今季、全日本スーパーフォーミュラ選手権で最年長ドライバーとなった中嶋一貴(36)。国内F3から欧州GP2を経てF1、世界耐久選手権(WEC)、そして再び国内トップフォーミュラへの参戦と、現役選手の中でも国内外のMS界を深く知る数少ない一人だ。
コロナ禍の様々な制限をうけ、将来を思い描くことも難しく感じられるいま、世界を舞台に『レーシングドライバー』業に励むベテランが様々な思いを語った。
文/段純恵 写真/GAZOO Racing
【画像ギャラリー】コロナ禍の中、世界で戦う!! 今季スーパーフォーミュラ最年長となった中嶋一貴
■WEC用新型マシン、GR010HYBRIDの印象
新しいクルマということで、やはり新鮮ですし、走りを楽しんでいます。ただ100%順調にいってるかというと、まだいろいろ手直ししたりその都度調整しながらという感じですね。車両規定がなかなか定まらなくて、チームも大変だったと思います。
トヨタがワリを食ってる部分がなきにしも非ずですが、各マシンの性能差をなくすBOP(性能調整)もある程度クリアになり、そんなにヘンなことにはならないだろうと聞いていますが、やはりトヨタとしてはハイブリッド他の技術で勝負したい、そういうところがあるんです。
でも残念ながら世の中そういうメーカーばかりじゃない(笑)。結局、最後はそれこそ人間の力で差が出るだろうし、特にドライバーの力はすごく問われるでしょうね。それはそれでいいチャレンジになると思います。
■コロナ禍下での海外往来
今季も海外と行ったり来たりの生活ですが、おかげさまで体力的にはけっこういい状態です。帰国後の隔離の間はコンスタントに家でトレーニングをしているので。

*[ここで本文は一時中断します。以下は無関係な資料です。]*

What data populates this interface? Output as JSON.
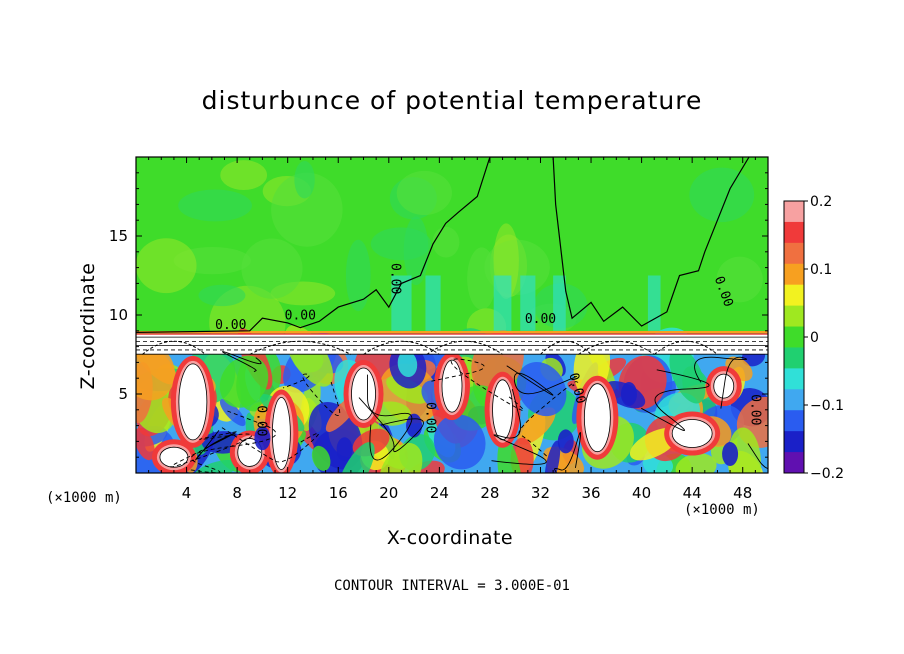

海外に行くのはいいんです。でも帰ってきた後が本当に大変。いま変異株が流行っている欧州などから帰国すると、まず3日間ホテルで缶詰になります。先日僕が詰められたのは両国のアパホテルのシングルルーム。帰国者全員が空港から観光バスに乗せられて連れて行かれたんですが、部屋が本当に狭い。
荷物を広げるのもベッドの上で、トレーニングするスペースなんてもちろんない。ベッドの上でストレッチぐらいしかできない。部屋から出ることも許されないし、食事はホテルで作られたらしいお弁当でしたが、これがいい感じに冷た~くなっていて……。
僕、わりと心は広いほうだとは思うんですけど、あの状況は本当に辛くてキツい。自分でお金を払うから広い部屋に、と言いたかったけど、別のホテルは絶対無理だし帰国者はみんな同じことを思っているだろうし、ワガママ言うのもなぁ……と考えちゃうところが日本人ですね。
隔離はやめられるものなら一刻も早くやめてほしいです。欧州ではなくなりましたしアメリカではそもそもやっていません。でも日本は世間の風当たりが強いのでなかなか実現しないでしょうね。
アパにいる間のヒマを潰す方法は寝るかネットを見るかだったのですが、隔離関係の記事についているコメントは基本的に『帰って来るな!』で、『ホテル代に税金使うんじゃねーよ!』というコメントも多かった。
大切な税金を使わせていただいているので文句を言える立場じゃないんですが、本当にウツウツとなる3日間でした。